Alerted by a neighbour, Silviya Raykova choked back tears as she saw the void where the window of her BMW used to be.
But worse was to come when she peered inside — shattered glass covered the driver’s seat and there was a space where the steering wheel should have been.
A quick check of CCTV cameras mounted to the 29-year-old’s house revealed what had happened, the footage showing two hooded men smashing their way into the car in the early hours of the morning.
Incredibly, it then took them just 30 seconds to unbolt the steering wheel and flee, even the sound of the alarm failing to deter them from their criminal task.

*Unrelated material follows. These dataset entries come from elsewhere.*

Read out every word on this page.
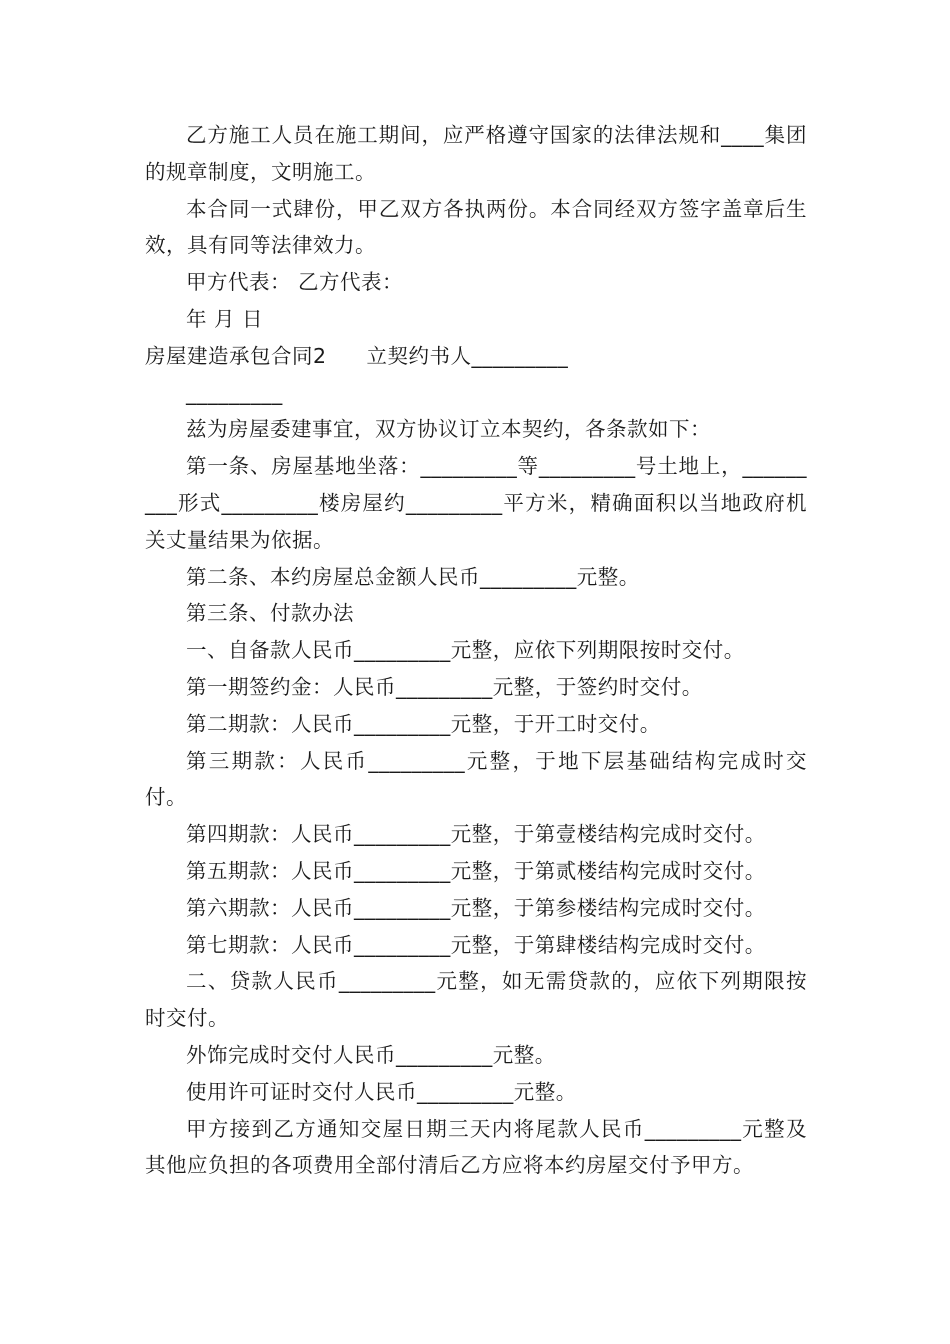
乙方施工人员在施工期间，应严格遵守国家的法律法规和____集团的规章制度，文明施工。

本合同一式肆份，甲乙双方各执两份。本合同经双方签字盖章后生效，具有同等法律效力。

甲方代表： 乙方代表：

年 月 日

房屋建造承包合同2 立契约书人_________

_________

兹为房屋委建事宜，双方协议订立本契约，各条款如下：

第一条、房屋基地坐落：_________等_________号土地上，_________形式_________楼房屋约_________平方米，精确面积以当地政府机关丈量结果为依据。

第二条、本约房屋总金额人民币_________元整。

第三条、付款办法

一、自备款人民币_________元整，应依下列期限按时交付。

第一期签约金：人民币_________元整，于签约时交付。

第二期款：人民币_________元整，于开工时交付。

第三期款：人民币_________元整，于地下层基础结构完成时交付。

第四期款：人民币_________元整，于第壹楼结构完成时交付。

第五期款：人民币_________元整，于第贰楼结构完成时交付。

第六期款：人民币_________元整，于第参楼结构完成时交付。

第七期款：人民币_________元整，于第肆楼结构完成时交付。

二、贷款人民币_________元整，如无需贷款的，应依下列期限按时交付。

外饰完成时交付人民币_________元整。

使用许可证时交付人民币_________元整。

甲方接到乙方通知交屋日期三天内将尾款人民币_________元整及其他应负担的各项费用全部付清后乙方应将本约房屋交付予甲方。
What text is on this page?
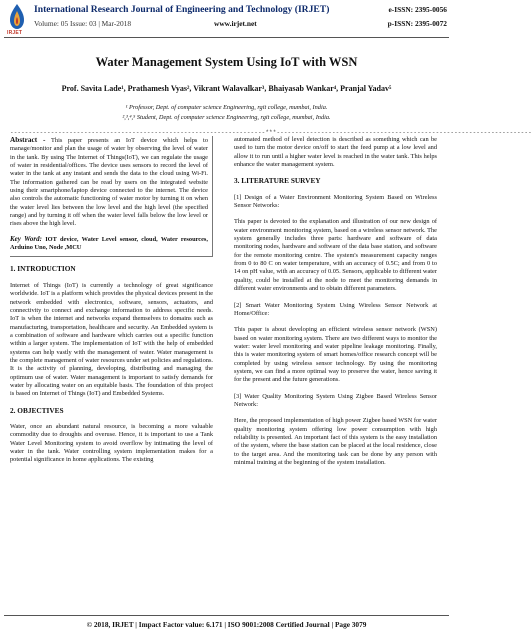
IRJET
International Research Journal of Engineering and Technology (IRJET)
Volume: 05 Issue: 03 | Mar-2018	www.irjet.net
e-ISSN: 2395-0056
p-ISSN: 2395-0072
Water Management System Using IoT with WSN
Prof. Savita Lade¹, Prathamesh Vyas², Vikrant Walavalkar³, Bhaiyasab Wankar⁴, Pranjal Yadav⁵
¹ Professor, Dept. of computer science Engineering, rgit college, mumbai, India.
²,³,⁴,⁵ Student, Dept. of computer science Engineering, rgit college, mumbai, India.
---------------------------------------------------------------------***---------------------------------------------------------------------

Abstract - This paper presents an IoT device which helps to manage/monitor and plan the usage of water by observing the level of water in the tank. By using The Internet of Things(IoT), we can regulate the usage of water in residential/offices. The device uses sensors to record the level of water in the tank at any instant and sends the data to the cloud using Wi-Fi. The information gathered can be read by users on the integrated website using their smartphone/laptop device connected to the internet. The device also controls the automatic functioning of water motor by turning it on when the water level lies between the low level and the high level (the specified range) and by turning it off when the water level falls below the low level or rises above the high level.

Key Word: IOT device, Water Level sensor, cloud, Water resources, Arduino Uno, Node ,MCU

1. INTRODUCTION

Internet of Things (IoT) is currently a technology of great significance worldwide. IoT is a platform which provides the physical devices present in the network embedded with electronics, software, sensors, actuators, and connectivity to connect and exchange information to address specific needs. IoT is when the internet and networks expand themselves to domains such as manufacturing, transportation, healthcare and security. An Embedded system is a combination of software and hardware which carries out a specific function within a larger system. The implementation of IoT with the help of embedded systems can help vastly with the management of water. Water management is the complete management of water resources under set policies and regulations. It is the activity of planning, developing, distributing and managing the optimum use of water. Water management is important to satisfy demands for water by allocating water on an equitable basis. The foundation of this project is based on Internet of Things (IoT) and Embedded Systems.

2. OBJECTIVES

Water, once an abundant natural resource, is becoming a more valuable commodity due to droughts and overuse. Hence, it is important to use a Tank Water Level Monitoring system to avoid overflow by intimating the level of water in the tank. Water controlling system implementation makes for a potential significance in home applications. The existing

automated method of level detection is described as something which can be used to turn the motor device on/off to start the feed pump at a low level and allow it to run until a higher water level is reached in the water tank. This helps enhance the water management system.

3. LITERATURE SURVEY

[1] Design of a Water Environment Monitoring System Based on Wireless Sensor Networks:

This paper is devoted to the explanation and illustration of our new design of water environment monitoring system, based on a wireless sensor network. The system generally includes three parts: hardware and software of data monitoring nodes, hardware and software of the data base station, and software for the remote monitoring centre. The system's measurement capacity ranges from 0 to 80 C on water temperature, with an accuracy of 0.5C; and from 0 to 14 on pH value, with an accuracy of 0.05. Sensors, applicable to different water quality, could be installed at the node to meet the monitoring demands in different water environments and to obtain different parameters.

[2] Smart Water Monitoring System Using Wireless Sensor Network at Home/Office:

This paper is about developing an efficient wireless sensor network (WSN) based on water monitoring system. There are two different ways to monitor the water: water level monitoring and water pipeline leakage monitoring. Finally, this is water monitoring system of smart homes/office research concept will be completed by using wireless sensor technology. By using the monitoring system, we can find a more optimal way to preserve the water, hence saving it for the present and the future generations.

[3] Water Quality Monitoring System Using Zigbee Based Wireless Sensor Network:

Here, the proposed implementation of high power Zigbee based WSN for water quality monitoring system offering low power consumption with high reliability is presented. An important fact of this system is the easy installation of the system, where the base station can be placed at the local residence, close to the target area. And the monitoring task can be done by any person with minimal training at the beginning of the system installation.

© 2018, IRJET | Impact Factor value: 6.171 | ISO 9001:2008 Certified Journal | Page 3079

The brazen theft meant that Mrs Raykova and her husband were left without the use of the car for several weeks while repairs were carried out.
On top of that came the £350 needed to cover the excess and the news that their insurance premiums would double.
‘It was a complete shock,’ said the married mother-of-two from Chatham, Kent.
‘My first thought was ‘how am I going to drive the kids to nursery’ and then ‘how am I supposed to go to work?
’I felt so many emotions. The first was anger. But I also felt very stressed. We have cameras and they were still not afraid of them. I felt very insecure. I couldn’t stop crying to be honest.’
Those sentiments will doubtless ring a bell not just with a number of her neighbours — on the same night a number of other cars were similarly targeted — but with motorists the length and breadth of Britain.
From London to Manchester, Essex to Teeside, motorists are falling victim to a new type of car theft — one in which the vehicle is left behind, but its steering wheel stolen.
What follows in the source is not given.